Sure, the acquisition of PowerReviews' clients will help increase the Bazaarvoice family of brands from 700 to 1,800 and it will give them the lion's share of business within the Internet Retailer 500, but when you think about it, the buyout appears to be motivated by competition more than anything else. Just look at the numbers.

Though Bazaarvoice is paying $151 million for PowerReviews, the company only earned $11.5 million in revenue in 2011. Fiscally speaking, that's pretty rich. When you consider what Bazaarvoice has to gain by eliminating their only significant competitor, though, the value of the acquisition becomes clear.

One analysis shows that if Bazaarvoice improves its price realization by 20 percent with PowerReviews out of the way, that could deliver an extra $25 million a year, all of which is profit. Stretch that out over 10 years and you've got a 65 percent return on an investment of $151 million. Anything else they make from their newly rebranded Bazaarvoice Express service is just sugar on top.

And the Prices Rise

Remember your college economics class? The catch with a horizontal merger like this one is that the prices on the customer's end tend to rise.
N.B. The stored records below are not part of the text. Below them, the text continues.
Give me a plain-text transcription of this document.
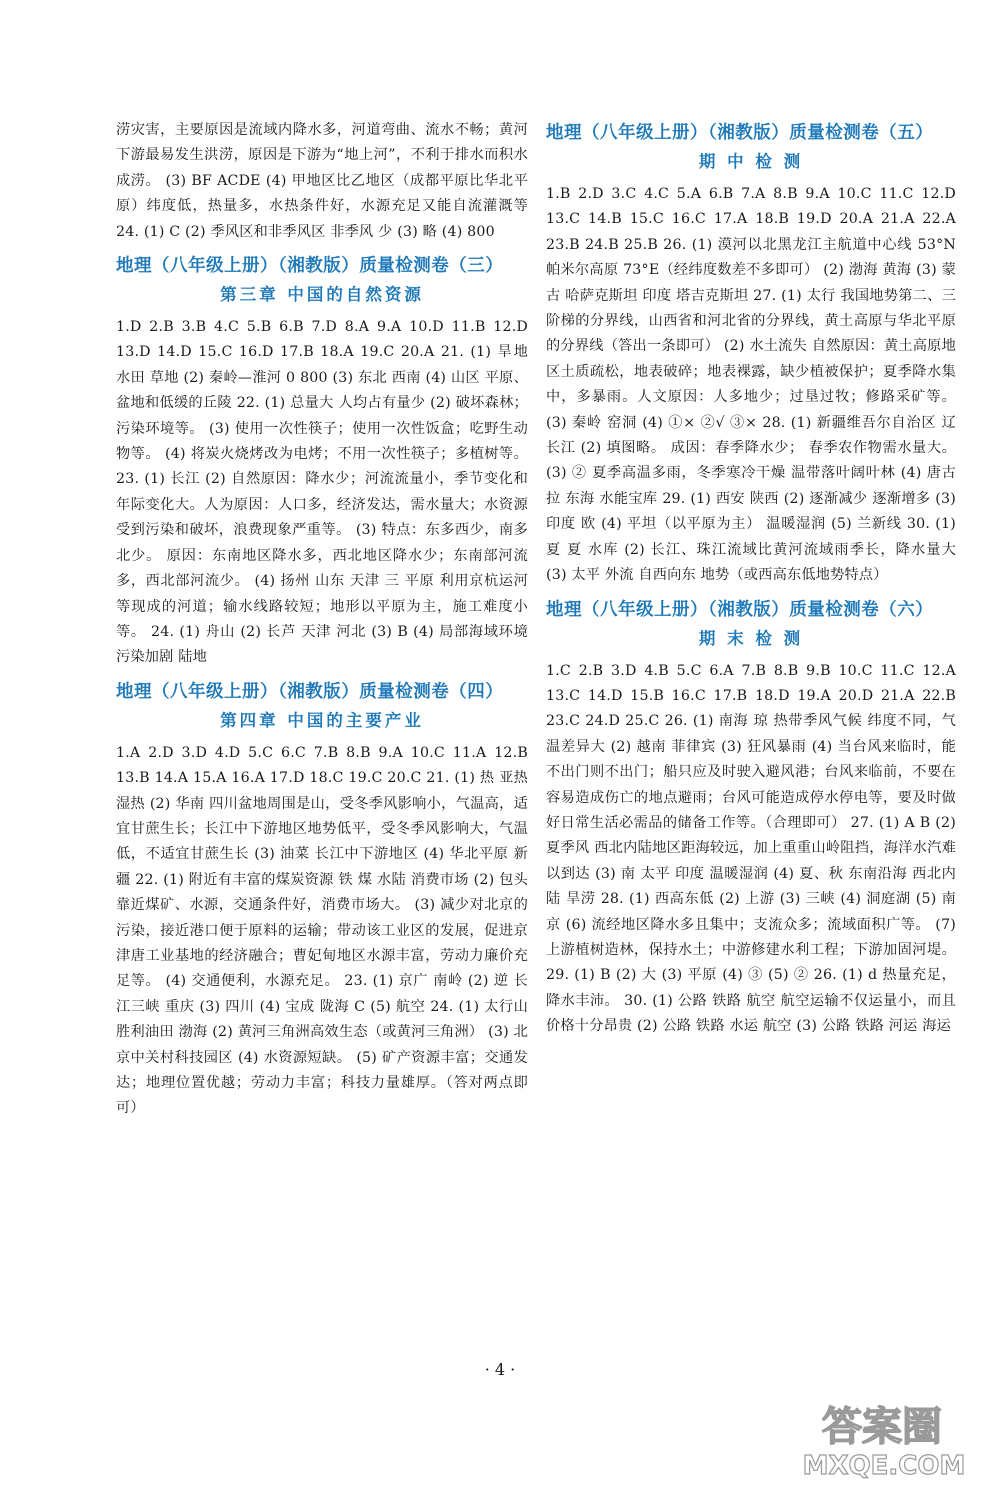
涝灾害，主要原因是流域内降水多，河道弯曲、流水不畅；黄河下游最易发生洪涝，原因是下游为“地上河”，不利于排水而积水成涝。 (3) BF ACDE (4) 甲地区比乙地区（成都平原比华北平原）纬度低，热量多，水热条件好，水源充足又能自流灌溉等 24. (1) C (2) 季风区和非季风区 非季风 少 (3) 略 (4) 800

地理（八年级上册）（湘教版）质量检测卷（三）
第三章 中国的自然资源

1.D 2.B 3.B 4.C 5.B 6.B 7.D 8.A 9.A 10.D 11.B 12.D 13.D 14.D 15.C 16.D 17.B 18.A 19.C 20.A 21. (1) 旱地 水田 草地 (2) 秦岭—淮河 0 800 (3) 东北 西南 (4) 山区 平原、盆地和低缓的丘陵 22. (1) 总量大 人均占有量少 (2) 破坏森林；污染环境等。 (3) 使用一次性筷子；使用一次性饭盒；吃野生动物等。 (4) 将炭火烧烤改为电烤；不用一次性筷子；多植树等。 23. (1) 长江 (2) 自然原因：降水少；河流流量小，季节变化和年际变化大。人为原因：人口多，经济发达，需水量大；水资源受到污染和破坏，浪费现象严重等。 (3) 特点：东多西少，南多北少。 原因：东南地区降水多，西北地区降水少；东南部河流多，西北部河流少。 (4) 扬州 山东 天津 三 平原 利用京杭运河等现成的河道；输水线路较短；地形以平原为主，施工难度小等。 24. (1) 舟山 (2) 长芦 天津 河北 (3) B (4) 局部海域环境污染加剧 陆地

地理（八年级上册）（湘教版）质量检测卷（四）
第四章 中国的主要产业

1.A 2.D 3.D 4.D 5.C 6.C 7.B 8.B 9.A 10.C 11.A 12.B 13.B 14.A 15.A 16.A 17.D 18.C 19.C 20.C 21. (1) 热 亚热 湿热 (2) 华南 四川盆地周围是山，受冬季风影响小，气温高，适宜甘蔗生长；长江中下游地区地势低平，受冬季风影响大，气温低，不适宜甘蔗生长 (3) 油菜 长江中下游地区 (4) 华北平原 新疆 22. (1) 附近有丰富的煤炭资源 铁 煤 水陆 消费市场 (2) 包头靠近煤矿、水源，交通条件好，消费市场大。 (3) 减少对北京的污染，接近港口便于原料的运输；带动该工业区的发展，促进京津唐工业基地的经济融合；曹妃甸地区水源丰富，劳动力廉价充足等。 (4) 交通便利，水源充足。 23. (1) 京广 南岭 (2) 逆 长江三峡 重庆 (3) 四川 (4) 宝成 陇海 C (5) 航空 24. (1) 太行山 胜利油田 渤海 (2) 黄河三角洲高效生态（或黄河三角洲） (3) 北京中关村科技园区 (4) 水资源短缺。 (5) 矿产资源丰富；交通发达；地理位置优越；劳动力丰富；科技力量雄厚。（答对两点即可）

地理（八年级上册）（湘教版）质量检测卷（五）
期 中 检 测

1.B 2.D 3.C 4.C 5.A 6.B 7.A 8.B 9.A 10.C 11.C 12.D 13.C 14.B 15.C 16.C 17.A 18.B 19.D 20.A 21.A 22.A 23.B 24.B 25.B 26. (1) 漠河以北黑龙江主航道中心线 53°N 帕米尔高原 73°E（经纬度数差不多即可） (2) 渤海 黄海 (3) 蒙古 哈萨克斯坦 印度 塔吉克斯坦 27. (1) 太行 我国地势第二、三阶梯的分界线，山西省和河北省的分界线，黄土高原与华北平原的分界线（答出一条即可） (2) 水土流失 自然原因：黄土高原地区土质疏松，地表破碎；地表裸露，缺少植被保护；夏季降水集中，多暴雨。人文原因：人多地少；过垦过牧；修路采矿等。 (3) 秦岭 窑洞 (4) ①× ②√ ③× 28. (1) 新疆维吾尔自治区 辽 长江 (2) 填图略。 成因：春季降水少； 春季农作物需水量大。 (3) ② 夏季高温多雨，冬季寒冷干燥 温带落叶阔叶林 (4) 唐古拉 东海 水能宝库 29. (1) 西安 陕西 (2) 逐渐减少 逐渐增多 (3) 印度 欧 (4) 平坦（以平原为主） 温暖湿润 (5) 兰新线 30. (1) 夏 夏 水库 (2) 长江、珠江流域比黄河流域雨季长，降水量大 (3) 太平 外流 自西向东 地势（或西高东低地势特点）

地理（八年级上册）（湘教版）质量检测卷（六）
期 末 检 测

1.C 2.B 3.D 4.B 5.C 6.A 7.B 8.B 9.B 10.C 11.C 12.A 13.C 14.D 15.B 16.C 17.B 18.D 19.A 20.D 21.A 22.B 23.C 24.D 25.C 26. (1) 南海 琼 热带季风气候 纬度不同，气温差异大 (2) 越南 菲律宾 (3) 狂风暴雨 (4) 当台风来临时，能不出门则不出门；船只应及时驶入避风港；台风来临前，不要在容易造成伤亡的地点避雨；台风可能造成停水停电等，要及时做好日常生活必需品的储备工作等。（合理即可） 27. (1) A B (2) 夏季风 西北内陆地区距海较远，加上重重山岭阻挡，海洋水汽难以到达 (3) 南 太平 印度 温暖湿润 (4) 夏、秋 东南沿海 西北内陆 旱涝 28. (1) 西高东低 (2) 上游 (3) 三峡 (4) 洞庭湖 (5) 南京 (6) 流经地区降水多且集中；支流众多；流域面积广等。 (7) 上游植树造林，保持水土；中游修建水利工程；下游加固河堤。 29. (1) B (2) 大 (3) 平原 (4) ③ (5) ② 26. (1) d 热量充足，降水丰沛。 30. (1) 公路 铁路 航空 航空运输不仅运量小，而且价格十分昂贵 (2) 公路 铁路 水运 航空 (3) 公路 铁路 河运 海运

· 4 ·
答案圈
MXQE.COM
When the top two competitors in a market merge, the market concentration increases. Without the threat of losing customers to PowerReviews, Bazaarvoice has both the ability and the incentive to raise prices for its 1,800 clients.

Such pricing increases have happened before. When leading microfilm businesses Scott Graphics and Kalvar Corp. were amalgamated into the Xidex Corporation, the prices of their products rose by 12 percent and 23 percent respectively. Those figures come from an analysis of numerous horizontal merger case studies over the past 20 years. The analysis found that prices rose in 11 of the 14 studies. More recently, office supply company Staples was prohibited by the FTC from buying out its leading competitor, Office Depot, after research found that the merger would enable Staples to increase prices by as much as 13 percent.

For a market as concentrated and specialized as social reviews, it seems likely that Bazaarvoice prices will see some sort of increase as well.

The Bright Side

Though online retailers who've had their social analytics platforms taken over by Bazaarvoice may see their prices rise in the short term, the good news is that this merger has also opened the door for newer, more affordable entrants to the market. TurnTo Networks, for instance, offers an affordable and in some cases more effective alternative to the platforms provided by PowerReviews and Bazaarvoice. The "Social Q&A" service provided by TurnTo has been proven to generate more user responses than either of the two leading reviews companies, and in a shorter amount of time. Some have speculated that Google and Facebook may develop their own user review platforms as well.

In conclusion, it might behoove those online retailers who don't want to pay higher premiums for Bazaarvoice's service to start investigating alternatives before they're locked into a more expensive contract. With the market for social platforms still developing and the barriers to entry now lowered, it's only a matter of time before another competitor returns the market to equilibrium and prices fall. However, at the moment this is Bazaarvoice's show. All we can do is watch and wait to see how things unfold.